For a median of 6.2 years, the study subjects were followed annually for disease progression or death from prostate cancer or other cause. At five years of follow-up, the death rate for prostate cancer was 2 percent lower in the radical-prostatectomy group (2.6 percent) than in the watchful-waiting group (4.6 percent). After eight years of follow-up, the difference increased to 6.5 percent (7.1 percent for surgical treatment versus 13.6 percent for observation). At five years of follow-up, there was no significant difference between watchful waiting and prostatectomy in the development of distant metastases; after eight years, however, 13.9 percent fewer men in the radical-prostatectomy group had distant spread of prostate cancer (13.4 percent, compared with 27.3 percent in the watchful-waiting group). Overall survival was not significantly different in the two groups.

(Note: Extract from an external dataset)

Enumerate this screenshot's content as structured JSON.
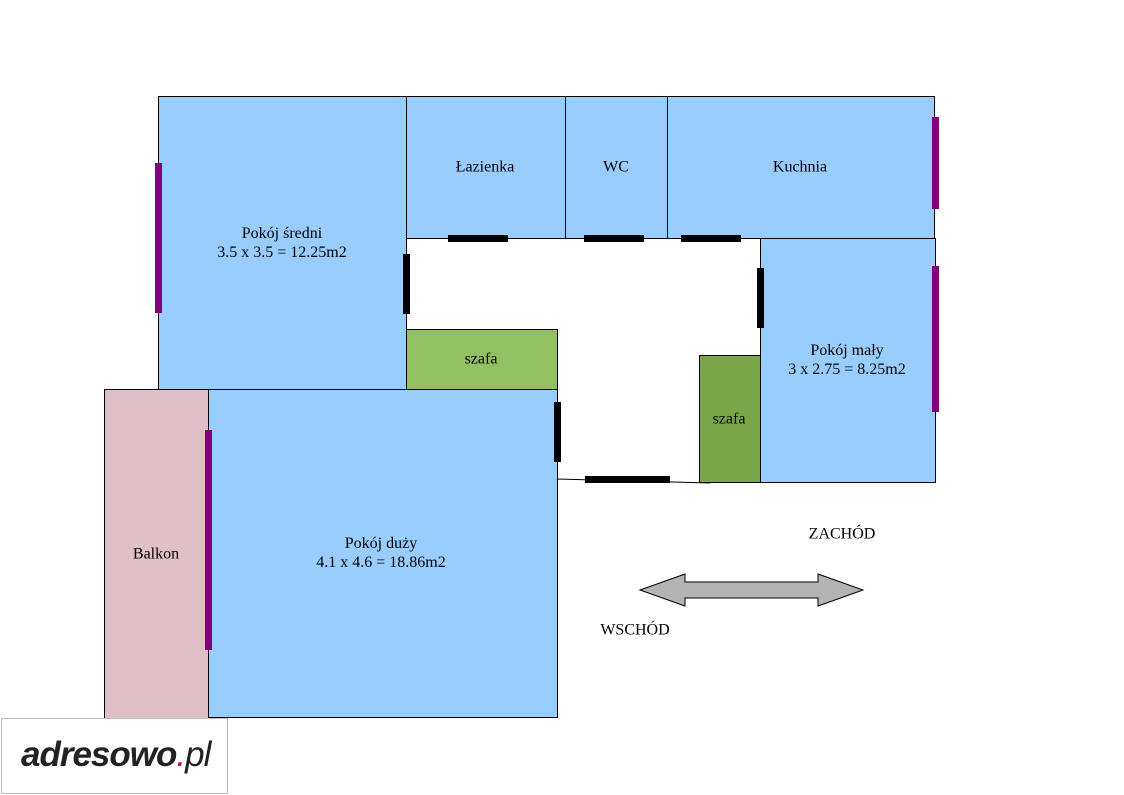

Holmberg and associates conclude that compared with watchful waiting, radical prostatectomy was associated with significant decreases in metastatic disease and disease-specific mortality over eight years of follow-up but with no significant difference in overall mortality.
editor's note: An accompanying article by Steineck and colleagues reported on a quality-of-life survey administered in this prostate cancer study population. Erectile dysfunction was more common after radical prostatectomy (80 percent) than with watchful waiting (45 percent). Urinary leakage was also more common (49 percent in the radical-prostatectomy group versus 21 percent in the watchful-waiting group).
This randomized, prospective study largely confirms the findings of previous observational studies. Surgery is associated with some reduction in cancer-related deaths and less metastatic spread. However, the large majority of men in the study remained unaffected over eight years of follow-up, regardless of treatment. Impotence occurs in most men after surgery; incontinence is also more common. After mulling over the data from the study, individual patients and physicians will undoubtedly still come to very different conclusions about the balance of risk and benefit for the use of radical prostatectomy in early prostate cancer.—B.Z.